Eurich defines self-awareness as “the ability to see ourselves clearly, to understand who we are, how others see us, and how we fit into the world.”

Why is self-awareness so important when it comes to your business?

Eurich explains that there is a lot of research that shows people who are self-aware are more fulfilled.

“They have stronger relationships. They're more creative. They're more confident and better communicators. They are less likely to lie, cheat, and steal. They perform better at work and are more promotable. And they're more effective leaders with more profitable companies.”

According to Eurich’s research team, 95% of people think they're self-aware, but the real number is closer to 10 to 15%.

So, essentially, we are all lying to ourselves. 

How can we know if we are indeed self-aware?

The “self-awareness unicorns,” as Eurich called them, are people who believed they were self-aware based on an assessment her team drew up and someone else who knew them well had to agree using that same assessment. 

Also, “[the unicorns] had to believe that they'd increased their self-awareness in their life, and the person rating them had to agree.”

Self-awareness cannot be self-measured.

How can we become more self-aware?

Eurich explains that the way we go about pursuing self-awareness doesn’t work. 

“Thinking about ourselves isn't related to knowing ourselves. So to understand this, let's look at the most common introspective question: ‘Why?’… Unfortunately, when we ask ‘Why?’ it doesn't lead us towards the truth about ourselves. It leads us away from it.”

Researchers have shown that it’s near impossible for us to excavate our unconscious thoughts, feelings, and motives. 

Because so much is hidden from our conscious awareness, we end up inventing answers that feel true but are often wrong.

Asking “Why” feeds into this. 

Eurich gives an example of a brand manager who got a terrible performance review from his new boss. 

He could have asked himself "Why are we like oil and water?" but instead chose to ask "What can I do to show her I'm the best person for this job?" Eurich notes, it changed everything. 

Asking why they are so different wouldn’t really have led the brand manager to a solution. 

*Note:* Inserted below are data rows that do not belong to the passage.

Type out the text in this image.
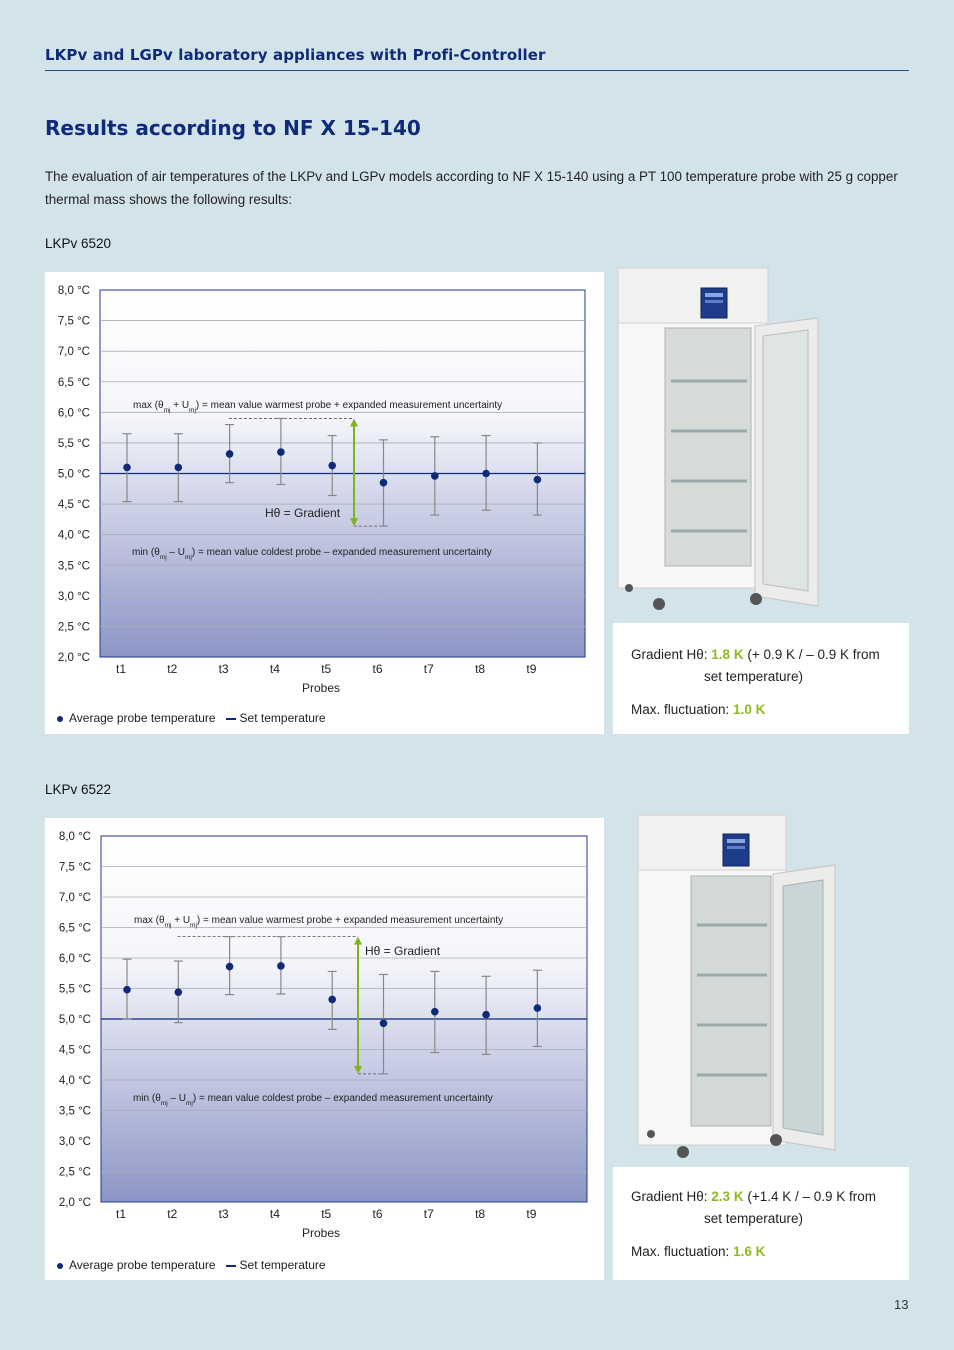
LKPv and LGPv laboratory appliances with Profi-Controller
Results according to NF X 15-140
The evaluation of air temperatures of the LKPv and LGPv models according to NF X 15-140 using a PT 100 temperature probe with 25 g copper thermal mass shows the following results:
LKPv 6520
8,0 °C
7,5 °C
7,0 °C
6,5 °C
6,0 °C
5,5 °C
5,0 °C
4,5 °C
4,0 °C
3,5 °C
3,0 °C
2,5 °C
2,0 °C
t1	t2	t3	t4	t5	t6	t7	t8	t9
Probes
$\max (\theta_{mj} + U_{mj})$ = mean value warmest probe + expanded measurement uncertainty
$\min (\theta_{mj} - U_{mj})$ = mean value coldest probe – expanded measurement uncertainty
Hθ = Gradient
Average probe temperature Set temperature
Gradient Hθ: 1.8 K (+ 0.9 K / – 0.9 K from
set temperature)
Max. fluctuation: 1.0 K
LKPv 6522
8,0 °C
7,5 °C
7,0 °C
6,5 °C
6,0 °C
5,5 °C
5,0 °C
4,5 °C
4,0 °C
3,5 °C
3,0 °C
2,5 °C
2,0 °C
t1	t2	t3	t4	t5	t6	t7	t8	t9
Probes
$\max (\theta_{mj} + U_{mj})$ = mean value warmest probe + expanded measurement uncertainty
$\min (\theta_{mj} - U_{mj})$ = mean value coldest probe – expanded measurement uncertainty
Hθ = Gradient
Average probe temperature Set temperature
Gradient Hθ: 2.3 K (+1.4 K / – 0.9 K from
set temperature)
Max. fluctuation: 1.6 K
13
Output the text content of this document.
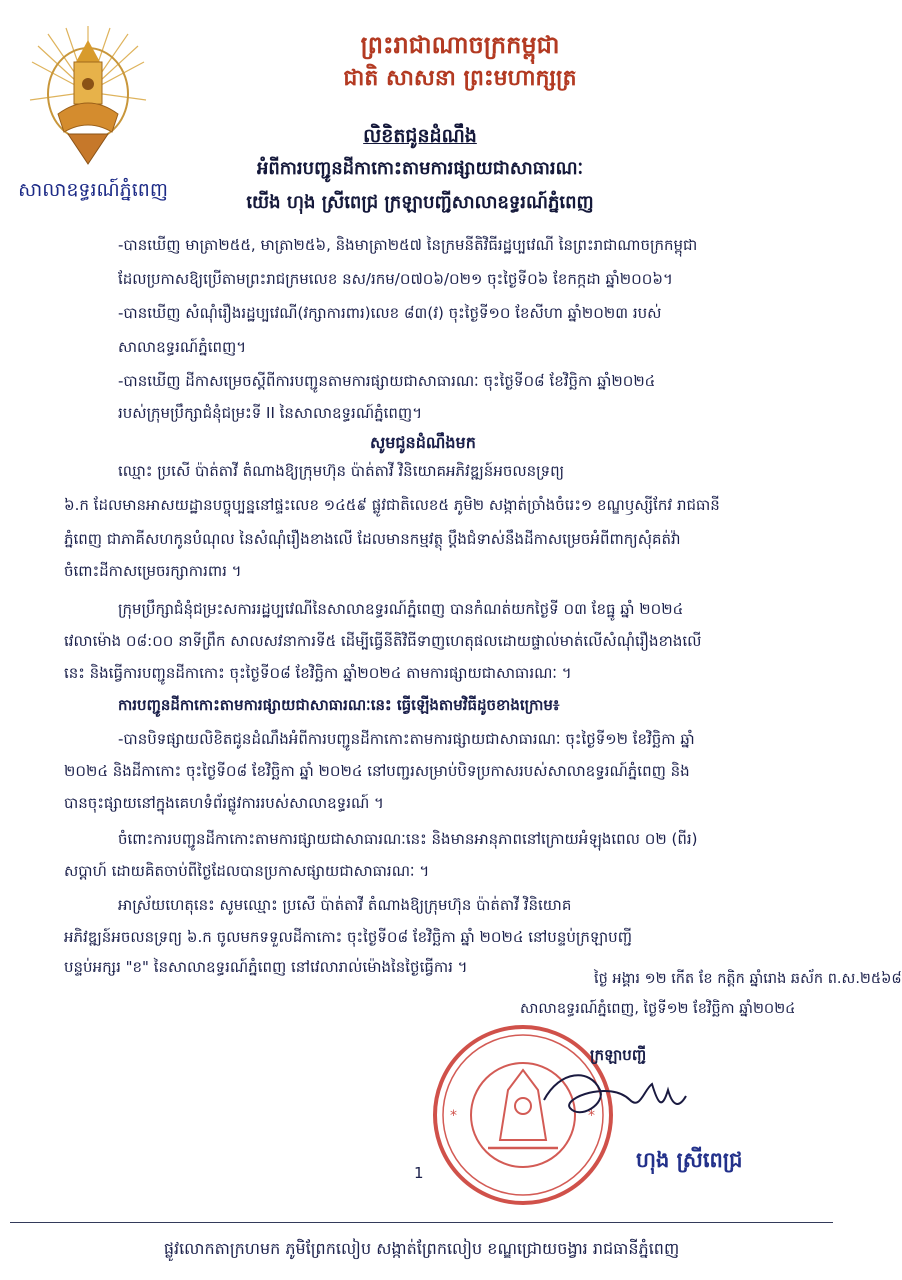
សាលាឧទ្ធរណ៍ភ្នំពេញ
ព្រះរាជាណាចក្រកម្ពុជា
ជាតិ សាសនា ព្រះមហាក្សត្រ
លិខិតជូនដំណឹង
អំពីការបញ្ជូនដីកាកោះតាមការផ្សាយជាសាធារណៈ
យើង ហុង ស្រីពេជ្រ ក្រឡាបញ្ជីសាលាឧទ្ធរណ៍ភ្នំពេញ
-បានឃើញ មាត្រា២៥៥, មាត្រា២៥៦, និងមាត្រា២៥៧ នៃក្រមនីតិវិធីរដ្ឋប្បវេណី នៃព្រះរាជាណាចក្រកម្ពុជា
ដែលប្រកាសឱ្យប្រើតាមព្រះរាជក្រមលេខ នស/រកម/០៧០៦/០២១ ចុះថ្ងៃទី០៦ ខែកក្កដា ឆ្នាំ២០០៦។
-បានឃើញ សំណុំរឿងរដ្ឋប្បវេណី(វក្សាការពារ)លេខ ៨៣(វ) ចុះថ្ងៃទី១០ ខែសីហា ឆ្នាំ២០២៣ របស់
សាលាឧទ្ធរណ៍ភ្នំពេញ។
-បានឃើញ ដីកាសម្រេចស្តីពីការបញ្ជូនតាមការផ្សាយជាសាធារណៈ ចុះថ្ងៃទី០៨ ខែវិច្ឆិកា ឆ្នាំ២០២៤
របស់ក្រុមប្រឹក្សាជំនុំជម្រះទី II នៃសាលាឧទ្ធរណ៍ភ្នំពេញ។
សូមជូនដំណឹងមក
ឈ្មោះ ប្រសើ ប៉ាត់តាវី តំណាងឱ្យក្រុមហ៊ុន ប៉ាត់តាវី វិនិយោគអភិវឌ្ឍន៍អចលនទ្រព្យ
៦.ក ដែលមានអាសយដ្ឋានបច្ចុប្បន្ននៅផ្ទះលេខ ១៤៥៩ ផ្លូវជាតិលេខ៥ ភូមិ២ សង្កាត់ច្រាំងចំរេះ១ ខណ្ឌឫស្សីកែវ រាជធានី
ភ្នំពេញ ជាភាគីសហកូនបំណុល នៃសំណុំរឿងខាងលើ ដែលមានកម្មវត្ថុ ប្តឹងជំទាស់នឹងដីកាសម្រេចអំពីពាក្យសុំគត់វ៉ា
ចំពោះដីកាសម្រេចរក្សាការពារ ។
ក្រុមប្រឹក្សាជំនុំជម្រះសការរដ្ឋប្បវេណីនៃសាលាឧទ្ធរណ៍ភ្នំពេញ បានកំណត់យកថ្ងៃទី ០៣ ខែធ្នូ ឆ្នាំ ២០២៤
វេលាម៉ោង ០៨:០០ នាទីព្រឹក សាលសវនាការទី៥ ដើម្បីធ្វើនីតិវិធីទាញហេតុផលដោយផ្ទាល់មាត់លើសំណុំរឿងខាងលើ
នេះ និងធ្វើការបញ្ជូនដីកាកោះ ចុះថ្ងៃទី០៨ ខែវិច្ឆិកា ឆ្នាំ២០២៤ តាមការផ្សាយជាសាធារណៈ ។
ការបញ្ជូនដីកាកោះតាមការផ្សាយជាសាធារណៈនេះ ធ្វើឡើងតាមវិធីដូចខាងក្រោម៖
-បានបិទផ្សាយលិខិតជូនដំណឹងអំពីការបញ្ជូនដីកាកោះតាមការផ្សាយជាសាធារណៈ ចុះថ្ងៃទី១២ ខែវិច្ឆិកា ឆ្នាំ
២០២៤ និងដីកាកោះ ចុះថ្ងៃទី០៨ ខែវិច្ឆិកា ឆ្នាំ ២០២៤ នៅបញ្ជរសម្រាប់បិទប្រកាសរបស់សាលាឧទ្ធរណ៍ភ្នំពេញ និង
បានចុះផ្សាយនៅក្នុងគេហទំព័រផ្លូវការរបស់សាលាឧទ្ធរណ៍ ។
ចំពោះការបញ្ជូនដីកាកោះតាមការផ្សាយជាសាធារណៈនេះ និងមានអានុភាពនៅក្រោយអំឡុងពេល ០២ (ពីរ)
សប្តាហ៍ ដោយគិតចាប់ពីថ្ងៃដែលបានប្រកាសផ្សាយជាសាធារណៈ ។
អាស្រ័យហេតុនេះ សូមឈ្មោះ ប្រសើ ប៉ាត់តាវី តំណាងឱ្យក្រុមហ៊ុន ប៉ាត់តាវី វិនិយោគ
អភិវឌ្ឍន៍អចលនទ្រព្យ ៦.ក ចូលមកទទួលដីកាកោះ ចុះថ្ងៃទី០៨ ខែវិច្ឆិកា ឆ្នាំ ២០២៤ នៅបន្ទប់ក្រឡាបញ្ជី
បន្ទប់អក្សរ "ខ" នៃសាលាឧទ្ធរណ៍ភ្នំពេញ នៅវេលារាល់ម៉ោងនៃថ្ងៃធ្វើការ ។
ថ្ងៃ អង្គារ ១២ កើត ខែ កត្តិក ឆ្នាំរោង ឆស័ក ព.ស.២៥៦៨
សាលាឧទ្ធរណ៍ភ្នំពេញ, ថ្ងៃទី១២ ខែវិច្ឆិកា ឆ្នាំ២០២៤
*	*
ក្រឡាបញ្ជី
1
ហុង ស្រីពេជ្រ
ផ្លូវលោកតាក្រហមក ភូមិព្រែកលៀប សង្កាត់ព្រែកលៀប ខណ្ឌជ្រោយចង្វារ រាជធានីភ្នំពេញ
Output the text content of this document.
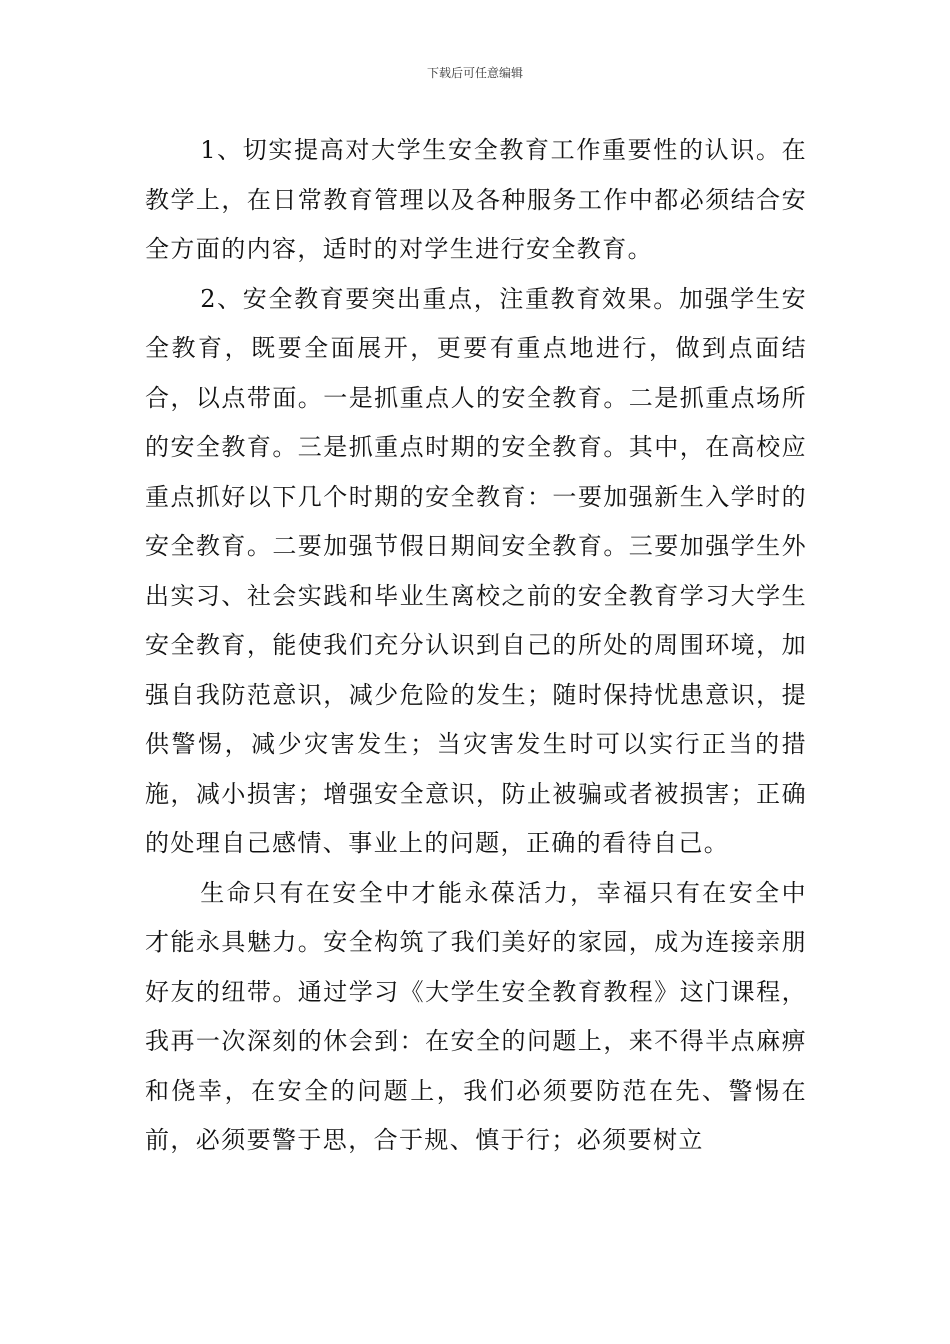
下载后可任意编辑

1、切实提高对大学生安全教育工作重要性的认识。在教学上，在日常教育管理以及各种服务工作中都必须结合安全方面的内容，适时的对学生进行安全教育。

2、安全教育要突出重点，注重教育效果。加强学生安全教育，既要全面展开，更要有重点地进行，做到点面结合，以点带面。一是抓重点人的安全教育。二是抓重点场所的安全教育。三是抓重点时期的安全教育。其中，在高校应重点抓好以下几个时期的安全教育：一要加强新生入学时的安全教育。二要加强节假日期间安全教育。三要加强学生外出实习、社会实践和毕业生离校之前的安全教育学习大学生安全教育，能使我们充分认识到自己的所处的周围环境，加强自我防范意识，减少危险的发生；随时保持忧患意识，提供警惕，减少灾害发生；当灾害发生时可以实行正当的措施，减小损害；增强安全意识，防止被骗或者被损害；正确的处理自己感情、事业上的问题，正确的看待自己。

生命只有在安全中才能永葆活力，幸福只有在安全中才能永具魅力。安全构筑了我们美好的家园，成为连接亲朋好友的纽带。通过学习《大学生安全教育教程》这门课程，我再一次深刻的休会到：在安全的问题上，来不得半点麻痹和侥幸，在安全的问题上，我们必须要防范在先、警惕在前，必须要警于思，合于规、慎于行；必须要树立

Instead, he probably would have been frustrated in thinking they are too different to work effectively together. Asking the “what” question allowed him to remove his feelings from the situation and focus on the action he could take. 

Eurich says, “I have seen so much evidence that self-awareness gives us a much better shot at finding happiness and success in this crazy world. 

To start, we just need to change one simple word. Change ‘why’ to ‘what.’ 

Why-questions trap us in that rearview mirror. What-questions move us forward to our future.

Since my meeting with Chris, I’ve made a conscious effort to focus more on asking “what” questions instead of “why” questions and have realized I’m more productive and present because of it. 

Now, I don’t believe I’m truly self-aware yet but I do believe in the importance of it and am committed to developing that trait daily. And that, to me, is a step in the right direction.